Tatsumi Kaori, Nishimura Osamu, Itomi Kazu, Tanegashima Chiharu, Kuraku Shigehiro
Phyloinformatics Unit, RIKEN Center for Life Science Technologies, Kobe, Japan.
Biotechniques. 2015 May 1;58(5):253-7. doi: 10.2144/000114288. eCollection 2015 May.
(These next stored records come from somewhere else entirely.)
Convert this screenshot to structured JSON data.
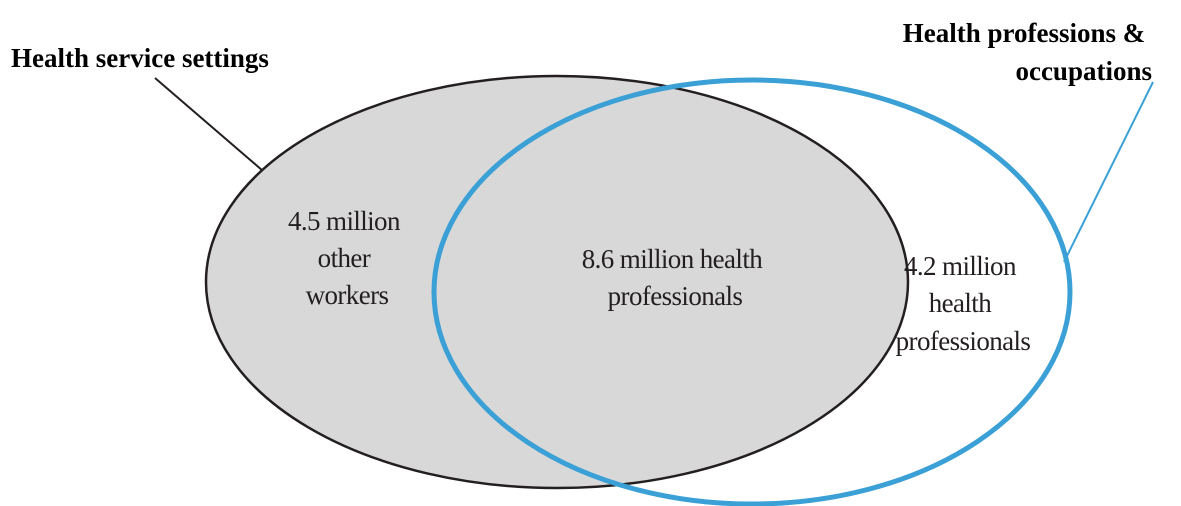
{
  "title_left": "Health service settings",
  "title_right": {
    "line1": "Health professions &",
    "line2": "occupations"
  },
  "regions": {
    "left_only": {
      "line1": "4.5 million",
      "line2": "other",
      "line3": "workers"
    },
    "overlap": {
      "line1": "8.6 million health",
      "line2": "professionals"
    },
    "right_only": {
      "line1": "4.2 million",
      "line2": "health",
      "line3": "professionals"
    }
  },
  "colors": {
    "left_fill": "#d8d8d8",
    "left_stroke": "#231f20",
    "right_stroke": "#3aa0d6",
    "text": "#231f20"
  }
}
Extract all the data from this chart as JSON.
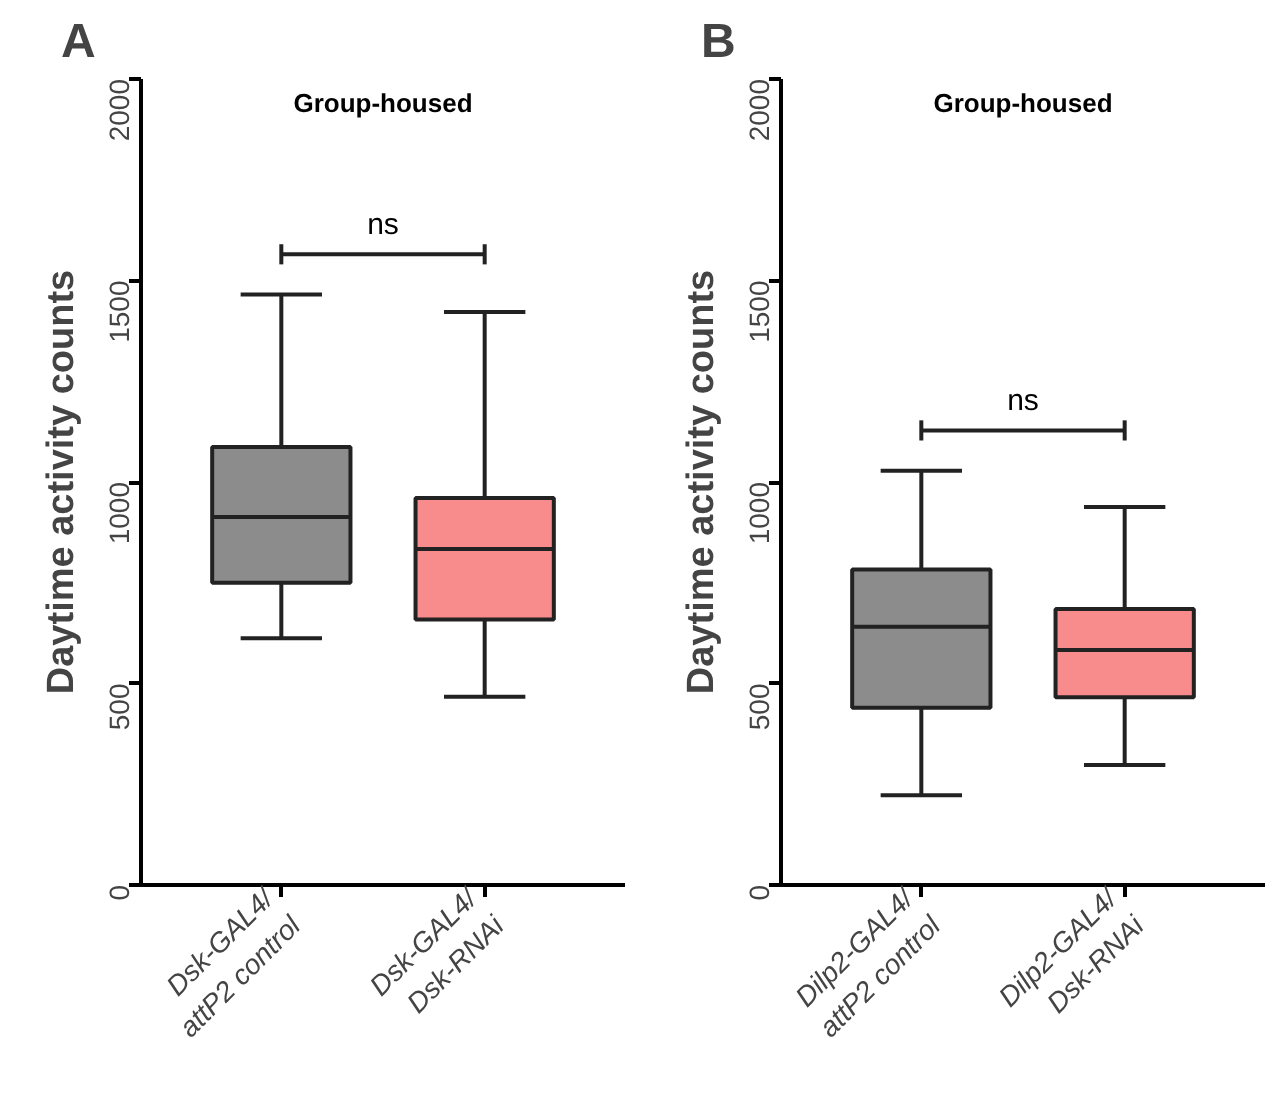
{
  "chart_data": [
    {
      "type": "box",
      "title": "A",
      "subtitle": "Group-housed",
      "ylabel": "Daytime activity counts",
      "categories": [
        "Dsk-GAL4/\nattP2 control",
        "Dsk-GAL4/\nDsk-RNAi"
      ],
      "colors": [
        "#8c8c8c",
        "#f88c8c"
      ],
      "boxes": [
        {
          "low": 612,
          "q1": 750,
          "median": 913,
          "q3": 1087,
          "high": 1465
        },
        {
          "low": 467,
          "q1": 659,
          "median": 834,
          "q3": 960,
          "high": 1422
        }
      ],
      "ylim": [
        0,
        2000
      ],
      "yticks": [
        0,
        500,
        1000,
        1500,
        2000
      ],
      "grid": false,
      "annotations": [
        "ns"
      ]
    },
    {
      "type": "box",
      "title": "B",
      "subtitle": "Group-housed",
      "ylabel": "Daytime activity counts",
      "categories": [
        "Dilp2-GAL4/\nattP2 control",
        "Dilp2-GAL4/\nDsk-RNAi"
      ],
      "colors": [
        "#8c8c8c",
        "#f88c8c"
      ],
      "boxes": [
        {
          "low": 223,
          "q1": 440,
          "median": 641,
          "q3": 783,
          "high": 1028
        },
        {
          "low": 298,
          "q1": 466,
          "median": 583,
          "q3": 685,
          "high": 938
        }
      ],
      "ylim": [
        0,
        2000
      ],
      "yticks": [
        0,
        500,
        1000,
        1500,
        2000
      ],
      "grid": false,
      "annotations": [
        "ns"
      ]
    }
  ]
}
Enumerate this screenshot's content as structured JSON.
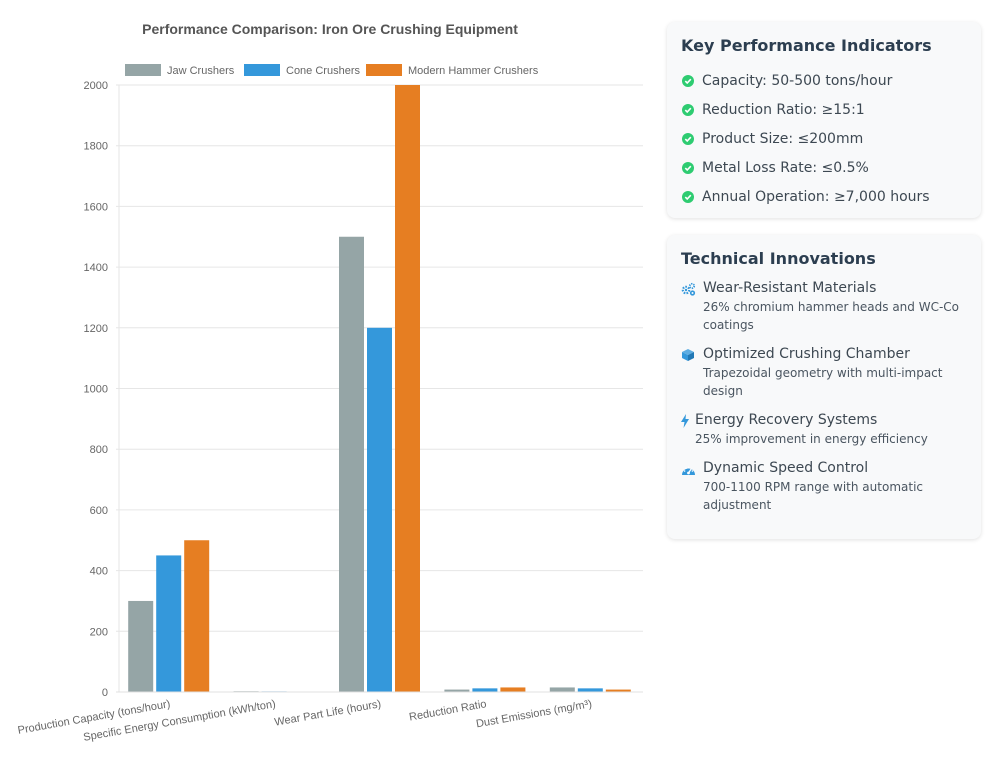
{
  "chart_data": {
    "type": "bar",
    "title": "Performance Comparison: Iron Ore Crushing Equipment",
    "categories": [
      "Production Capacity (tons/hour)",
      "Specific Energy Consumption (kWh/ton)",
      "Wear Part Life (hours)",
      "Reduction Ratio",
      "Dust Emissions (mg/m³)"
    ],
    "series": [
      {
        "name": "Jaw Crushers",
        "color": "#95a5a6",
        "values": [
          300,
          2.5,
          1500,
          8,
          15
        ]
      },
      {
        "name": "Cone Crushers",
        "color": "#3498db",
        "values": [
          450,
          2.0,
          1200,
          12,
          12
        ]
      },
      {
        "name": "Modern Hammer Crushers",
        "color": "#e67e22",
        "values": [
          500,
          1.5,
          2000,
          15,
          8
        ]
      }
    ],
    "ylim": [
      0,
      2000
    ],
    "yticks": [
      "0",
      "200",
      "400",
      "600",
      "800",
      "1000",
      "1200",
      "1400",
      "1600",
      "1800",
      "2000"
    ],
    "grid": true,
    "legend": "top"
  },
  "kpi": {
    "title": "Key Performance Indicators",
    "items": [
      "Capacity: 50-500 tons/hour",
      "Reduction Ratio: ≥15:1",
      "Product Size: ≤200mm",
      "Metal Loss Rate: ≤0.5%",
      "Annual Operation: ≥7,000 hours"
    ]
  },
  "innovations": {
    "title": "Technical Innovations",
    "items": [
      {
        "icon": "gears-icon",
        "title": "Wear-Resistant Materials",
        "desc": "26% chromium hammer heads and WC-Co coatings"
      },
      {
        "icon": "cube-icon",
        "title": "Optimized Crushing Chamber",
        "desc": "Trapezoidal geometry with multi-impact design"
      },
      {
        "icon": "bolt-icon",
        "title": "Energy Recovery Systems",
        "desc": "25% improvement in energy efficiency"
      },
      {
        "icon": "speedometer-icon",
        "title": "Dynamic Speed Control",
        "desc": "700-1100 RPM range with automatic adjustment"
      }
    ],
    "icon_color": "#3498db"
  }
}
In de novo genome sequencing, mate-pair reads are crucial for scaffolding assembled contigs. However, preparation of mate-pair libraries is not a trivial task, even when using one of the latest approaches, the Nextera Mate Pair Sample Prep Kit from Illumina. To reduce cost and enhance library yield and fidelity when using this kit, we have modified the manufacturer's protocol based on (i) variable tagmentation conditions, (ii) intensive DNA shearing to decrease library insert length, and (iii) sequencing on an Illumina HiSeq with >150 cycles. Finally, we provide additional suggestions for further improvement in the application of this kit.
在从头基因组测序中,配对末端读段对于拼接组装的重叠群至关重要。然而,即使使用最新方法之一(Illumina公司的Nextera Mate Pair Sample Prep Kit),制备配对末端文库也并非易事。为了在使用该试剂盒时降低成本、提高文库产量和保真度,我们基于以下几点修改了制造商的方案:(i)可变的转座酶切条件;(ii)高强度DNA剪切以缩短文库插入片段长度;(iii)在Illumina HiSeq上进行超过150个循环的测序。最后,我们为该试剂盒应用的进一步改进提供了其他建议。